Pages

Friday, February 25, 2011

Fool Me 100 Times, Shame On Me

From TNAwrestling.com
By Chad Smart

I type this shortly after TNA Impact went off the air. TNA had promoted the final minutes of Impact as being the "most shocking of the year. Guaranteed." I did not have high hopes for the surprise given TNA’s track record. But I was curious as to what was going to happen. Paint my face red and call me a sucker because I wasted 15 minutes of my life watching the least shocking event of the year.

I mentioned in the last blog about the poor decision to tape next week’s Impact while this week’s Impact was on the air. Does TNA not understand how the Internet works? Do they not realize that five seconds after something happens anywhere in the world, it will be posted for the whole world to read somewhere online? With the popularity of Twitter there is no such thing as a taped surprise anymore. I bring this up because 90 minutes before the end of Impact, I knew what happened at the Impact tapings rendering the surprise irrelevant.

So what was the "most shocking moment?" As Mike Tenay and Taz were running down the line up for next week’s show, Taz says the production team has a video to show. The video comes up and it is a 90% similar video to WWE’s 2-21-11 Undertaker promo that had aired on Raw the past two weeks. At the end of the TNA video, there’s a shot of boots and a trench coat, then the numbers 3-3-11 appear before the video fades to black. Let me restate, TNA’s "Most Shocking Moment of the Year. Guaranteed" was a copy of a WWE video.

In case you don’t understand, after the 2-21-11 video aired, rumors started that Sting was finally going to make his WWE debut and wrestle the Undertaker at Wrestlemania. So essentially what TNA did was take those rumors and used them to promote Sting’s return to the company. On one hand I can appreciate that and may consider it to be clever. If TNA would have ran the spot during Impact and had Tenay and Taz play off it in a humorous manner, it could have worked. Promoting it as something shocking implies TNA thinks it was a major happening. Personally, I don’t see how a guy, who has been in your company for the better part of the last six years and has never wrestled for WWE, returning after a 4-5 month sabbatical is that big of a deal.

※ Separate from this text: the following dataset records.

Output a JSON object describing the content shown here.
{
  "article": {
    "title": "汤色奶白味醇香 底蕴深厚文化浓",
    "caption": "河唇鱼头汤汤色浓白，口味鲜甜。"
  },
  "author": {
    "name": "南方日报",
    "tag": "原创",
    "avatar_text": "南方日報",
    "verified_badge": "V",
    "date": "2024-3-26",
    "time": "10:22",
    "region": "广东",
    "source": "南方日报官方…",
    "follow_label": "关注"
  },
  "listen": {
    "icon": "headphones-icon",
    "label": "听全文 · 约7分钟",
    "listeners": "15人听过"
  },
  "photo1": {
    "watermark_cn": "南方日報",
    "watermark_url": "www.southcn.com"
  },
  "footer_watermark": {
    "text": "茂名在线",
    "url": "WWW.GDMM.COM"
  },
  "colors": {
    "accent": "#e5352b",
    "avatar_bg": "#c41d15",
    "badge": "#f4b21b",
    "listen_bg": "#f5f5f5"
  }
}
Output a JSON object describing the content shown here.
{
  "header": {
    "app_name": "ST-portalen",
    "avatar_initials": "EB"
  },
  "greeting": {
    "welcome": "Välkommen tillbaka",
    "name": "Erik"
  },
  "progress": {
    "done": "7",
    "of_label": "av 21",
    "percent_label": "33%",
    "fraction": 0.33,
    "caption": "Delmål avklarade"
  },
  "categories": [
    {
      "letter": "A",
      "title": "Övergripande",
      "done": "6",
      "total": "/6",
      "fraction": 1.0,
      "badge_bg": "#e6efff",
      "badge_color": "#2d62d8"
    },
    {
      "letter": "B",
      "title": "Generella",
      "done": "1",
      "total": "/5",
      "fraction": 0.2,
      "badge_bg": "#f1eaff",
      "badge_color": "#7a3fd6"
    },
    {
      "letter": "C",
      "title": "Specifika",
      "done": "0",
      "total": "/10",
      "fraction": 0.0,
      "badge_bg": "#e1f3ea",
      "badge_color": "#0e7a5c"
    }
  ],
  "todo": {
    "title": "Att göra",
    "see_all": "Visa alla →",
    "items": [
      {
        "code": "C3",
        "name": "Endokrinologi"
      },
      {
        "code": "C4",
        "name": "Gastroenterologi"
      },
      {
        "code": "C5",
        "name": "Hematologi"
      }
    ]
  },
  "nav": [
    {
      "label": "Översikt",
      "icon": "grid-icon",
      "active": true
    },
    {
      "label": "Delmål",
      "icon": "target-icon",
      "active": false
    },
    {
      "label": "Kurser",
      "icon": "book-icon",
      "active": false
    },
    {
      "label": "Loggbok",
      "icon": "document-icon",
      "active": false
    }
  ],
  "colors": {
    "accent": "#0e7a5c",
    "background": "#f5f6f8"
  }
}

As for Sting’s return, I won’t spoil next week’s Impact in case someone reading this hasn’t read the spoilers and is looking forward to seeing him in the ring. I will say my self-imposed TNA sabbatical is back in effect. And I will issue and open challenge/plea to TNA management and creative personnel, turn of WWE programming and focus on your own company. WWE has five hours of programming throughout the week they don’t need two more so be different. And for the sake of my sanity, stop promoting "the most shocking," "the most impactful, "the most anything." You are quickly entering later era WCW Tony Schivone territory. Present your shows as quality programming and let the fans reactions determine is something is a major event.

I am going to try and not write anymore about TNA unless they do something that actually entertains me or they make a move in a positive direction. But what will I write about instead?